If the financial crisis in 2007-2008 was fundamentally about mortgages, as many believe, why are we facing a similar financial crisis today?

Here’s the answer: The fundamental problem three years ago was not mortgages. It was the repurchase market and credit default swaps.

Mortgages were simply the collateral on the repurchase market and the instruments being insured by the swaps. Any other collateral, any other instrument, could have caused the same problem. Today it’s Greek and U.S. debt.

The Dodd-Frank Act tried to deal with credit default swaps. It did almost nothing to fix the repurchase market. The act’s failure to stop runs on the shadow banking system, where repos are the main financing, leaves us as vulnerable to a credit panic as we were in 2007.

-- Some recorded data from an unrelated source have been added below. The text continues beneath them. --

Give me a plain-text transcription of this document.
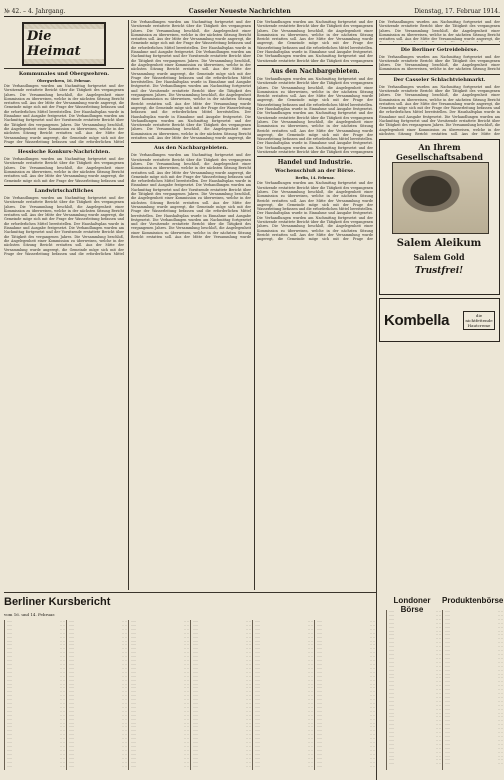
№ 42. – 4. Jahrgang.	Casseler Neueste Nachrichten	Dienstag, 17. Februar 1914.
Die Heimat
Kommunales und Obergwehren.
Obergwehren, 16. Februar.
Die Verhandlungen wurden am Nachmittag fortgesetzt und der Vorsitzende erstattete Bericht über die Tätigkeit des vergangenen Jahres. Die Versammlung beschloß, die Angelegenheit einer Kommission zu überweisen, welche in der nächsten Sitzung Bericht erstatten soll. Aus der Mitte der Versammlung wurde angeregt, die Gemeinde möge sich mit der Frage der Wasserleitung befassen und die erforderlichen Mittel bereitstellen. Der Haushaltsplan wurde in Einnahme und Ausgabe festgesetzt. Die Verhandlungen wurden am Nachmittag fortgesetzt und der Vorsitzende erstattete Bericht über die Tätigkeit des vergangenen Jahres. Die Versammlung beschloß, die Angelegenheit einer Kommission zu überweisen, welche in der nächsten Sitzung Bericht erstatten soll. Aus der Mitte der Versammlung wurde angeregt, die Gemeinde möge sich mit der Frage der Wasserleitung befassen und die erforderlichen Mittel
Hessische Konkurs-Nachrichten.
Die Verhandlungen wurden am Nachmittag fortgesetzt und der Vorsitzende erstattete Bericht über die Tätigkeit des vergangenen Jahres. Die Versammlung beschloß, die Angelegenheit einer Kommission zu überweisen, welche in der nächsten Sitzung Bericht erstatten soll. Aus der Mitte der Versammlung wurde angeregt, die Gemeinde möge sich mit der Frage der Wasserleitung befassen und
Landwirtschaftliches
Die Verhandlungen wurden am Nachmittag fortgesetzt und der Vorsitzende erstattete Bericht über die Tätigkeit des vergangenen Jahres. Die Versammlung beschloß, die Angelegenheit einer Kommission zu überweisen, welche in der nächsten Sitzung Bericht erstatten soll. Aus der Mitte der Versammlung wurde angeregt, die Gemeinde möge sich mit der Frage der Wasserleitung befassen und die erforderlichen Mittel bereitstellen. Der Haushaltsplan wurde in Einnahme und Ausgabe festgesetzt. Die Verhandlungen wurden am Nachmittag fortgesetzt und der Vorsitzende erstattete Bericht über die Tätigkeit des vergangenen Jahres. Die Versammlung beschloß, die Angelegenheit einer Kommission zu überweisen, welche in der nächsten Sitzung Bericht erstatten soll. Aus der Mitte der Versammlung wurde angeregt, die Gemeinde möge sich mit der Frage der Wasserleitung befassen und die erforderlichen Mittel
Die Verhandlungen wurden am Nachmittag fortgesetzt und der Vorsitzende erstattete Bericht über die Tätigkeit des vergangenen Jahres. Die Versammlung beschloß, die Angelegenheit einer Kommission zu überweisen, welche in der nächsten Sitzung Bericht erstatten soll. Aus der Mitte der Versammlung wurde angeregt, die Gemeinde möge sich mit der Frage der Wasserleitung befassen und die erforderlichen Mittel bereitstellen. Der Haushaltsplan wurde in Einnahme und Ausgabe festgesetzt. Die Verhandlungen wurden am Nachmittag fortgesetzt und der Vorsitzende erstattete Bericht über die Tätigkeit des vergangenen Jahres. Die Versammlung beschloß, die Angelegenheit einer Kommission zu überweisen, welche in der nächsten Sitzung Bericht erstatten soll. Aus der Mitte der Versammlung wurde angeregt, die Gemeinde möge sich mit der Frage der Wasserleitung befassen und die erforderlichen Mittel bereitstellen. Der Haushaltsplan wurde in Einnahme und Ausgabe festgesetzt. Die Verhandlungen wurden am Nachmittag fortgesetzt und der Vorsitzende erstattete Bericht über die Tätigkeit des vergangenen Jahres. Die Versammlung beschloß, die Angelegenheit einer Kommission zu überweisen, welche in der nächsten Sitzung Bericht erstatten soll. Aus der Mitte der Versammlung wurde angeregt, die Gemeinde möge sich mit der Frage der Wasserleitung befassen und die erforderlichen Mittel bereitstellen. Der Haushaltsplan wurde in Einnahme und Ausgabe festgesetzt. Die Verhandlungen wurden am Nachmittag fortgesetzt und der Vorsitzende erstattete Bericht über die Tätigkeit des vergangenen Jahres. Die Versammlung beschloß, die Angelegenheit einer Kommission zu überweisen, welche in der nächsten Sitzung Bericht erstatten soll. Aus der Mitte der Versammlung wurde angeregt, die
Aus den Nachbargebieten.
Die Verhandlungen wurden am Nachmittag fortgesetzt und der Vorsitzende erstattete Bericht über die Tätigkeit des vergangenen Jahres. Die Versammlung beschloß, die Angelegenheit einer Kommission zu überweisen, welche in der nächsten Sitzung Bericht erstatten soll. Aus der Mitte der Versammlung wurde angeregt, die Gemeinde möge sich mit der Frage der Wasserleitung befassen und die erforderlichen Mittel bereitstellen. Der Haushaltsplan wurde in Einnahme und Ausgabe festgesetzt. Die Verhandlungen wurden am Nachmittag fortgesetzt und der Vorsitzende erstattete Bericht über die Tätigkeit des vergangenen Jahres. Die Versammlung beschloß, die Angelegenheit einer Kommission zu überweisen, welche in der nächsten Sitzung Bericht erstatten soll. Aus der Mitte der Versammlung wurde angeregt, die Gemeinde möge sich mit der Frage der Wasserleitung befassen und die erforderlichen Mittel bereitstellen. Der Haushaltsplan wurde in Einnahme und Ausgabe festgesetzt. Die Verhandlungen wurden am Nachmittag fortgesetzt und der Vorsitzende erstattete Bericht über die Tätigkeit des vergangenen Jahres. Die Versammlung beschloß, die Angelegenheit einer Kommission zu überweisen, welche in der nächsten Sitzung Bericht erstatten soll. Aus der Mitte der Versammlung wurde
Die Verhandlungen wurden am Nachmittag fortgesetzt und der Vorsitzende erstattete Bericht über die Tätigkeit des vergangenen Jahres. Die Versammlung beschloß, die Angelegenheit einer Kommission zu überweisen, welche in der nächsten Sitzung Bericht erstatten soll. Aus der Mitte der Versammlung wurde angeregt, die Gemeinde möge sich mit der Frage der Wasserleitung befassen und die erforderlichen Mittel bereitstellen. Der Haushaltsplan wurde in Einnahme und Ausgabe festgesetzt. Die Verhandlungen wurden am Nachmittag fortgesetzt und der Vorsitzende erstattete Bericht über die Tätigkeit des vergangenen
Aus den Nachbargebieten.
Die Verhandlungen wurden am Nachmittag fortgesetzt und der Vorsitzende erstattete Bericht über die Tätigkeit des vergangenen Jahres. Die Versammlung beschloß, die Angelegenheit einer Kommission zu überweisen, welche in der nächsten Sitzung Bericht erstatten soll. Aus der Mitte der Versammlung wurde angeregt, die Gemeinde möge sich mit der Frage der Wasserleitung befassen und die erforderlichen Mittel bereitstellen. Der Haushaltsplan wurde in Einnahme und Ausgabe festgesetzt. Die Verhandlungen wurden am Nachmittag fortgesetzt und der Vorsitzende erstattete Bericht über die Tätigkeit des vergangenen Jahres. Die Versammlung beschloß, die Angelegenheit einer Kommission zu überweisen, welche in der nächsten Sitzung Bericht erstatten soll. Aus der Mitte der Versammlung wurde angeregt, die Gemeinde möge sich mit der Frage der Wasserleitung befassen und die erforderlichen Mittel bereitstellen. Der Haushaltsplan wurde in Einnahme und Ausgabe festgesetzt. Die Verhandlungen wurden am Nachmittag fortgesetzt und der Vorsitzende erstattete Bericht über die Tätigkeit des vergangenen
Handel und Industrie.
Wochenschluß an der Börse.
Berlin, 14. Februar.
Die Verhandlungen wurden am Nachmittag fortgesetzt und der Vorsitzende erstattete Bericht über die Tätigkeit des vergangenen Jahres. Die Versammlung beschloß, die Angelegenheit einer Kommission zu überweisen, welche in der nächsten Sitzung Bericht erstatten soll. Aus der Mitte der Versammlung wurde angeregt, die Gemeinde möge sich mit der Frage der Wasserleitung befassen und die erforderlichen Mittel bereitstellen. Der Haushaltsplan wurde in Einnahme und Ausgabe festgesetzt. Die Verhandlungen wurden am Nachmittag fortgesetzt und der Vorsitzende erstattete Bericht über die Tätigkeit des vergangenen Jahres. Die Versammlung beschloß, die Angelegenheit einer Kommission zu überweisen, welche in der nächsten Sitzung Bericht erstatten soll. Aus der Mitte der Versammlung wurde angeregt, die Gemeinde möge sich mit der Frage der
Die Verhandlungen wurden am Nachmittag fortgesetzt und der Vorsitzende erstattete Bericht über die Tätigkeit des vergangenen Jahres. Die Versammlung beschloß, die Angelegenheit einer Kommission zu überweisen, welche in der nächsten Sitzung Bericht erstatten soll. Aus der Mitte der Versammlung wurde angeregt, die
Die Berliner Getreidebörse.
Die Verhandlungen wurden am Nachmittag fortgesetzt und der Vorsitzende erstattete Bericht über die Tätigkeit des vergangenen Jahres. Die Versammlung beschloß, die Angelegenheit einer Kommission zu überweisen, welche in der nächsten Sitzung Bericht
Der Casseler Schlachtviehmarkt.
Die Verhandlungen wurden am Nachmittag fortgesetzt und der Vorsitzende erstattete Bericht über die Tätigkeit des vergangenen Jahres. Die Versammlung beschloß, die Angelegenheit einer Kommission zu überweisen, welche in der nächsten Sitzung Bericht erstatten soll. Aus der Mitte der Versammlung wurde angeregt, die Gemeinde möge sich mit der Frage der Wasserleitung befassen und die erforderlichen Mittel bereitstellen. Der Haushaltsplan wurde in Einnahme und Ausgabe festgesetzt. Die Verhandlungen wurden am Nachmittag fortgesetzt und der Vorsitzende erstattete Bericht über die Tätigkeit des vergangenen Jahres. Die Versammlung beschloß, die Angelegenheit einer Kommission zu überweisen, welche in der nächsten Sitzung Bericht erstatten soll. Aus der Mitte der
An Ihrem Gesellschaftsabend
Salem Aleikum
Salem Gold
Trustfrei!
Kombella	die nichtfettende Hautcreme
Berliner Kursbericht
vom 16. und 14. Februar.
·····	·· ··
·····	·· ··
·····	·· ··
·····	·· ··
·····	·· ··
·····	·· ··
·····	·· ··
·····	·· ··
·····	·· ··
·····	·· ··
·····	·· ··
·····	·· ··
·····	·· ··
·····	·· ··
·····	·· ··
·····	·· ··
·····	·· ··
·····	·· ··
·····	·· ··
·····	·· ··
·····	·· ··
·····	·· ··
·····	·· ··
·····	·· ··
·····	·· ··
·····	·· ··
·····	·· ··
·····	·· ··
·····	·· ··
·····	·· ··
·····	·· ··
·····	·· ··
·····	·· ··
·····	·· ··
·····	·· ··
·····	·· ··
·····	·· ··
·····	·· ··
·····	·· ··
·····	·· ··
·····	·· ··
·····	·· ··
·····	·· ··
·····	·· ··
·····	·· ··
·····	·· ··
·····	·· ··
·····	·· ··
·····	·· ··
·····	·· ··
·····	·· ··
·····	·· ··
·····	·· ··
·····	·· ··
·····	·· ··
·····	·· ··
·····	·· ··
·····	·· ··
·····	·· ··
·····	·· ··
·····	·· ··
·····	·· ··
·····	·· ··
·····	·· ··
·····	·· ··
·····	·· ··
·····	·· ··
·····	·· ··
·····	·· ··
·····	·· ··
·····	·· ··
·····	·· ··
·····	·· ··
·····	·· ··
·····	·· ··
·····	·· ··
·····	·· ··
·····	·· ··
·····	·· ··
·····	·· ··
·····	·· ··
·····	·· ··
·····	·· ··
·····	·· ··
·····	·· ··
·····	·· ··
·····	·· ··
·····	·· ··
·····	·· ··
·····	·· ··
·····	·· ··
·····	·· ··
·····	·· ··
·····	·· ··
·····	·· ··
·····	·· ··
·····	·· ··
·····	·· ··
·····	·· ··
·····	·· ··
·····	·· ··
·····	·· ··
·····	·· ··
·····	·· ··
·····	·· ··
·····	·· ··
·····	·· ··
·····	·· ··
·····	·· ··
·····	·· ··
·····	·· ··
·····	·· ··
·····	·· ··
·····	·· ··
·····	·· ··
·····	·· ··
·····	·· ··
·····	·· ··
·····	·· ··
·····	·· ··
·····	·· ··
·····	·· ··
·····	·· ··
·····	·· ··
·····	·· ··
·····	·· ··
·····	·· ··
·····	·· ··
·····	·· ··
·····	·· ··
·····	·· ··
·····	·· ··
·····	·· ··
·····	·· ··
·····	·· ··
·····	·· ··
·····	·· ··
·····	·· ··
·····	·· ··
·····	·· ··
·····	·· ··
·····	·· ··
·····	·· ··
·····	·· ··
·····	·· ··
·····	·· ··
·····	·· ··
·····	·· ··
·····	·· ··
·····	·· ··
·····	·· ··
·····	·· ··
·····	·· ··
·····	·· ··
·····	·· ··
·····	·· ··
·····	·· ··
·····	·· ··
·····	·· ··
·····	·· ··
·····	·· ··
·····	·· ··
·····	·· ··
·····	·· ··
·····	·· ··
·····	·· ··
·····	·· ··
·····	·· ··
·····	·· ··
·····	·· ··
·····	·· ··
·····	·· ··
·····	·· ··
·····	·· ··
·····	·· ··
·····	·· ··
·····	·· ··
·····	·· ··
·····	·· ··
·····	·· ··
·····	·· ··
·····	·· ··
·····	·· ··
·····	·· ··
·····	·· ··
·····	·· ··
·····	·· ··
·····	·· ··
·····	·· ··
·····	·· ··
·····	·· ··
·····	·· ··
·····	·· ··
·····	·· ··
·····	·· ··
·····	·· ··
·····	·· ··
·····	·· ··
·····	·· ··
·····	·· ··
·····	·· ··
·····	·· ··
·····	·· ··
·····	·· ··
·····	·· ··
·····	·· ··
·····	·· ··
·····	·· ··
·····	·· ··
·····	·· ··
·····	·· ··
·····	·· ··
·····	·· ··
·····	·· ··
·····	·· ··
·····	·· ··
·····	·· ··
·····	·· ··
·····	·· ··
·····	·· ··
·····	·· ··
·····	·· ··
·····	·· ··
·····	·· ··
·····	·· ··
·····	·· ··
·····	·· ··
·····	·· ··
Londoner Börse
·····	·· ··
·····	·· ··
·····	·· ··
·····	·· ··
·····	·· ··
·····	·· ··
·····	·· ··
·····	·· ··
·····	·· ··
·····	·· ··
·····	·· ··
·····	·· ··
·····	·· ··
·····	·· ··
·····	·· ··
·····	·· ··
·····	·· ··
·····	·· ··
·····	·· ··
·····	·· ··
·····	·· ··
·····	·· ··
·····	·· ··
·····	·· ··
·····	·· ··
·····	·· ··
·····	·· ··
·····	·· ··
·····	·· ··
·····	·· ··
·····	·· ··
·····	·· ··
·····	·· ··
·····	·· ··
·····	·· ··
·····	·· ··
·····	·· ··
·····	·· ··
·····	·· ··
·····	·· ··
Produktenbörse
·····	·· ··
·····	·· ··
·····	·· ··
·····	·· ··
·····	·· ··
·····	·· ··
·····	·· ··
·····	·· ··
·····	·· ··
·····	·· ··
·····	·· ··
·····	·· ··
·····	·· ··
·····	·· ··
·····	·· ··
·····	·· ··
·····	·· ··
·····	·· ··
·····	·· ··
·····	·· ··
·····	·· ··
·····	·· ··
·····	·· ··
·····	·· ··
·····	·· ··
·····	·· ··
·····	·· ··
·····	·· ··
·····	·· ··
·····	·· ··
·····	·· ··
·····	·· ··
·····	·· ··
·····	·· ··
·····	·· ··
·····	·· ··
·····	·· ··
·····	·· ··
·····	·· ··
·····	·· ··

Mark Thoma, professor of economics at the University of Oregon and blogger at Economist’s View, made this point July 22 at America Public Media:

… when it comes to the most important problem we need to fix, runs on the shadow banking system – i.e. runs on investment banks, hedge funds, etc. that were at the heart of the financial crisis – the legislation is largely silent.

The financial crisis can be viewed as a traditional bank run on the shadow banking system. The shadow banking system does not have the equivalent of the deposit insurance that exists in the traditional system to stop bank runs, and as the crisis unfolded and depositors in the shadow banking system became worried that their deposits might not be safe, they rushed en masse to withdraw their funds.

This caused widespread problems as funds needed to finance daily activities dried up. As the New York Fed noted recently, this vulnerability still exists and that’s a big worry.

With the debt ceiling debate and the troubles in Europe looming over us, the failure to fix this problem could be quite costly. If a run on shadow banks begins due to concerns over either issue it will be difficult to stop, a fact that highlights the bottom line: Despite all the good things Dodd-Frank has accomplished, there is still much more that needs to be done.